Another of our activities was fence line removal. The area had originally been criss-crossed with fences to restrict cattle, but much of this has been 'dropped' to allow free movement for wildlife, although the fence wire was left where it fell. Animals get caught up in it and sometimes elephants will drag it into the road where it can snag on vehicles. Our task was to coil it up and remove it. This was surprisingly hard work, as the wire would get entangled in thorn bushes, some of it was barbed and on hot days moisture bees would come out, getting into eyes and ears in their search for water.

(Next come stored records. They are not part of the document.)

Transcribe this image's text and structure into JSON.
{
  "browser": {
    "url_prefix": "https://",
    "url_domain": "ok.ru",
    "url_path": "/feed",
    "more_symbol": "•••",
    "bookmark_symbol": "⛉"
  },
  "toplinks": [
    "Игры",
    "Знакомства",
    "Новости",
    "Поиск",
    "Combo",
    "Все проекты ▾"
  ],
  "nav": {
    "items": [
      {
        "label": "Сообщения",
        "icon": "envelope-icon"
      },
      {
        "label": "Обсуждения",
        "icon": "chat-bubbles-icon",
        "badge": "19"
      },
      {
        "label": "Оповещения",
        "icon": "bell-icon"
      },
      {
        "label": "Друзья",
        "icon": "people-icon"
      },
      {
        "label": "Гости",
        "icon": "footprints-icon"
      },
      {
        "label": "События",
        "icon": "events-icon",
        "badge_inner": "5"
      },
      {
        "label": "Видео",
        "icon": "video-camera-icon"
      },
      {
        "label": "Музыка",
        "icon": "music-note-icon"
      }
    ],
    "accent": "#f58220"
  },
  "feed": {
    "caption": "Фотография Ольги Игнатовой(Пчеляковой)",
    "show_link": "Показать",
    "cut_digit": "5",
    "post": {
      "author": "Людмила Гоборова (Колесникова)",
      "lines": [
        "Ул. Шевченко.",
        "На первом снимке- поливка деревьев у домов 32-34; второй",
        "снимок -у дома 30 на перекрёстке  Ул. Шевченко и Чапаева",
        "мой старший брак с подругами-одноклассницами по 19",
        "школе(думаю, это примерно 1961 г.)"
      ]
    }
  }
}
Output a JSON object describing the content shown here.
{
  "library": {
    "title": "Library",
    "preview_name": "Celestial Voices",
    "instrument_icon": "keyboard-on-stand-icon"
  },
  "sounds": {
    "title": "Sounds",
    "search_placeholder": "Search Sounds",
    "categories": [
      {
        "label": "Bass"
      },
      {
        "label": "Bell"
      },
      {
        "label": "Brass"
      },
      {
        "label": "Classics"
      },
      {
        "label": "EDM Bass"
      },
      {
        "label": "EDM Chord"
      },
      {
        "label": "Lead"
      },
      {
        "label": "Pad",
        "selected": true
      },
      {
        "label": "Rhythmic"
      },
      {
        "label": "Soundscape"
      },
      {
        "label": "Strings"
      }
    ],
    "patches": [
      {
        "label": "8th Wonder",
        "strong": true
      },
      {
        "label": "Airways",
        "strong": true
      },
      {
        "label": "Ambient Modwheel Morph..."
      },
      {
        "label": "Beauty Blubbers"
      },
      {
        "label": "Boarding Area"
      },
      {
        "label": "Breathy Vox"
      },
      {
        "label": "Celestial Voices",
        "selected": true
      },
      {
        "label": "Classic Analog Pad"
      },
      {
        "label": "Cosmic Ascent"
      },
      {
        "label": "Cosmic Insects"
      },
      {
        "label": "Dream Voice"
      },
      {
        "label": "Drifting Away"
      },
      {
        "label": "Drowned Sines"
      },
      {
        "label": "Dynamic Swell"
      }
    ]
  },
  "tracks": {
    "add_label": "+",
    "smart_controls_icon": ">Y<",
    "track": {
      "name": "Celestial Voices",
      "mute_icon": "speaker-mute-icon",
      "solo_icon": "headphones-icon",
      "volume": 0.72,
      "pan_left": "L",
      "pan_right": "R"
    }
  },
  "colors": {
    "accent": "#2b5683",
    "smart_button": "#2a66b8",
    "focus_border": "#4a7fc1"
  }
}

It wasn't all hard work though. Often we would take walks along the river bank or up into the hills and we'd learn about the animals from the signs they left behind - a tree knocked down by elephants, a hole dug by an aardvark or the footprints of a hippo leading down to the river. On one occasion we went to a large kopje they call 'The Office' because it's the only place in the area where you can get a mobile phone signal. We cooked dinner over an open fire and slept out, with our sleeping bags in a circle around the camp fire. Before dawn, I climbed to the top of the kopje to watch the sunrise.
Just behind the main camp building is a reservoir tank which has become the camp swimming pool. I'm used to swimming up and down at my local baths, but this one is circular, so you go round and round! While I was there an old fishing net was strung across the pool and we had a game of netball. Everyone joined in, including Jamie's dog.
Once a week, we would have a shopping trip to a nearby town. Usually this was to Alldays, across the border in South Africa. It was a chance to phone home, satisfy one's cravings for ice cream or chocolate, and have a pizza at the hotel or a game of football with the local kids. For each trip, you'd collect another four stamps in the passport!
Another day trip over the border was to the Makulu Makete Cheetah Conservation Project, where three captive cheetahs are being prepared for release into the wild. Currently, they are kept in large enclosures called bomas. We were given a short talk about the aims of the project and an opportunity to get photos of the cheetahs at close quarters - though we stayed outside the boma, while the guide went in and offered the cheetahs a tasty antelope leg! Then we had a walk through their reserve, looking at magnificent baobab trees, the biggest of which has a girth of 22 metres.
A feature of this trip that was new to me was that the group changed all the time. With no fixed dates for the project, new volunteers arrived and others left every few days. When I arrived there were only three other volunteers and they had gone by the end of my first week, so I very rapidly went from 'new arrival' to 'experienced volunteer', showing others around. By the time I left there were 14 volunteers, most staying for two months or longer. Although the majority were 'gap year' students, the age range was from 19 to over 60, so I wasn't the oldest. My month passed all too quickly and I can't wait to get back again next year.